El veredicto de la abrumadora mayoría de los países que integran Naciones Unidas en favor del levantamiento del bloqueo a Cuba, emitido el miércoles contra el gobierno de Estados Unidos, es más que una victoria diplomática de la isla que llega puntualmente cada año desde 1992, salvo en 2020, cuando la resolución del gobierno de La Habana no se presentó por el auge de la pandemia. Constituye un recordatorio de la larga espera del pueblo cubano por un acto de justicia que revierta la preocupante situación donde se mezclan el abuso de autoridad, el empleo desproporcionado de la violencia y la intención muy específica de “destruir, totalmente o en parte, un grupo nacional, étnico o racial, en su totalidad”, que es lo que describe como genocidio la Convención de 1948.
Sólo muy pocos casos de matanzas masivas son considerados genocidio de manera inequívoca por la comunidad internacional.
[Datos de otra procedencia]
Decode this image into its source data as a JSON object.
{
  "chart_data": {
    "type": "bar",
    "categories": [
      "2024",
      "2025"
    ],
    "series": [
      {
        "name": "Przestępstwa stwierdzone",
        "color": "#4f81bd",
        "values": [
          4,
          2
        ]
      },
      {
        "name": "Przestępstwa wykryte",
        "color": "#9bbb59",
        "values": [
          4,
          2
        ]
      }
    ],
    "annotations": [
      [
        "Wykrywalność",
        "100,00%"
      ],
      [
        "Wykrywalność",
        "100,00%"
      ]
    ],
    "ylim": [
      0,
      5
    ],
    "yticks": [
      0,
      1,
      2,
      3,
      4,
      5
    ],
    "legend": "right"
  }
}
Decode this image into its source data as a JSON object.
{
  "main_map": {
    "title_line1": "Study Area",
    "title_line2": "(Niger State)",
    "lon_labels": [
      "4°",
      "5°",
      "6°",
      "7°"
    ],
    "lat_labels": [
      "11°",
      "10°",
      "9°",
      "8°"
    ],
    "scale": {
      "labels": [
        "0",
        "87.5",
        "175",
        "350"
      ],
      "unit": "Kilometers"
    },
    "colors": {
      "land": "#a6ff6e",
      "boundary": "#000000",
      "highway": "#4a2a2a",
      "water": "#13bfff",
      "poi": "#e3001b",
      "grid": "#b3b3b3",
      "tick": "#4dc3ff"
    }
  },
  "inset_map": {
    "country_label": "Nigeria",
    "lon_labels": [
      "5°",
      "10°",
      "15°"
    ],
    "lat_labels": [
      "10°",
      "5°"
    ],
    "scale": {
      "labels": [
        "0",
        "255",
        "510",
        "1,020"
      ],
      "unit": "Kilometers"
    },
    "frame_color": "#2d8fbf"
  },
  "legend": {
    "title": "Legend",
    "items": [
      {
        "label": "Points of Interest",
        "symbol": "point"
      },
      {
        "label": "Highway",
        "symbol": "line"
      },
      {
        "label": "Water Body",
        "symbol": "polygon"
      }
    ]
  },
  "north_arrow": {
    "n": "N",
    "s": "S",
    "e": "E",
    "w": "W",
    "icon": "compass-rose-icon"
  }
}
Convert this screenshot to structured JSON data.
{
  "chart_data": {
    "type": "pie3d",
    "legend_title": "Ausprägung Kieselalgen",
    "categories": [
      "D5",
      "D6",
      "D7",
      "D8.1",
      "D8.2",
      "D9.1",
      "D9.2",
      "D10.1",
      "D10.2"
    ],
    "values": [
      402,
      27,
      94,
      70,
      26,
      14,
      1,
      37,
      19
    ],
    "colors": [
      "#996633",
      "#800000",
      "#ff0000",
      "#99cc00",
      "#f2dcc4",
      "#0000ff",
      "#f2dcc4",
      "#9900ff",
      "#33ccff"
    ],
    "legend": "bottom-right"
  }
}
Pero no hay otra manera de llamar a este horror de más de 60 años que ha obligado a varias generaciones de cubanos a enfrentar su vida cotidiana bajo una espesa niebla y a ahondar en las nada sobrenaturales formas de monstruosidad que es capaz de desarrollar una élite poderosa, contra millones de personas por el delito de existir. Si no es genocidio que en medio de una pandemia se le niegue a un pueblo medicinas y alimentos, acceso a la mayoría de los servicios de Internet, a las finanzas y al comercio entre iguales, habrá que inventar como Raphael Lemkin una palabra para llamar a un crimen sin nombre.
Es difícil de contabilizar en Cuba cuántos han muerto porque no tenían la medicina que necesitaban o porque no les llegó a tiempo. El informe presentado por el canciller cubano, Bruno Rodríguez, que corresponde sólo a los daños del bloqueo de 2020, tiene 60 páginas sin un solo adjetivo: es la enumeración de hechos, gastos excesivos, cosas que no llegaron porque tenían algún componente estadunidense –desde un avión hasta un respirador destinado a una sala de terapia intensiva–, nombres de empresas que se han negado a suministrarle al país tecnologías, materias primas, reactivos, medios de diagnóstico, medicamentos, dispositivos, equipos y piezas de repuesto necesarios en el sistema de salud pública. Y todo eso en medio de una pandemia mundial.
Me dijo un amigo que si hay una imagen que impactó en Cuba es la de George Floyd asfixiándose en el suelo mientras el policía no levantaba la rodilla de su cuello, a pesar de los gritos de la víctima diciendo que no podía respirar. El video dio la vuelta al mundo y desencadenó la mayor protesta antirracista en Estados Unidos desde los tiempos de la lucha por los derechos civiles en los años sesenta.
Conocemos esa sensación de impotencia de muchos estadunidenses ante lo que consideran, con razón, una sistemática actuación abusiva del poder. En el caso de los ocho minutos y 46 segundos de agonía de Floyd, ha sido clave la existencia de un video que grabó toda la escena, pero la pregunta que sigue en el aire, incluso después de la condena al policía asesino, es cuántas personas han muerto o han sufrido en silencio simplemente porque no hay cámara cuando el sistema no las deja respirar.
Sabemos que la rodilla que asfixia está siempre ahí, invisible, sobre el cuello de alguien. Pasa con el bloqueo, esa palabreja que puede parecer para algunos una abstracción, pero no para el que se encuentra en una sala de terapia intensiva en Cuba, tiene a un hijo enfermo o se ha pasado seis horas en una cola para comprar un alimento que antes de las 242 sanciones adicionales de Donald Trump y antes de la pinche pandemia, podía alcanzar con menos esfuerzo.
Rodney Hunter, representante de Joe Biden en la ONU, llevó el cinismo hasta el extremo de sostener que el bloqueo favorece y empodera al pueblo cubano y que las sanciones son una forma legítima de lograr objetivos de política exterior. De milagro no añadió que el bloqueo es un pretexto del gobierno cubano, como repiten como loros otros empleados de Washington. Es como si el policía que mató a George Floyd dijera que su rodilla en el cuello ajeno era un pretexto de la víctima para asfixiarse.
Por tanto, resultan más que justificadas las escenas de alegría en Cuba cuando en la sede la ONU en Nueva York el mundo dijo no, por enésima vez, al bloqueo de Estados Unidos. El número apabullante de 184 países en favor de la resolución cubana –con sólo dos en contra (Estados Unidos e Israel) y tres abstenciones (Colombia, Brasil y Ucrania)– coincidió con otra noticia, quizás más esperanzadora: científicos cubanos han logrado llevar a término las dos primeras vacunas latinoamericanas. Una de ellas, Abdala, tiene una tasa de eficacia de 92.28 por ciento. Es la felicidad en casa del pobre, que a veces sí da para más.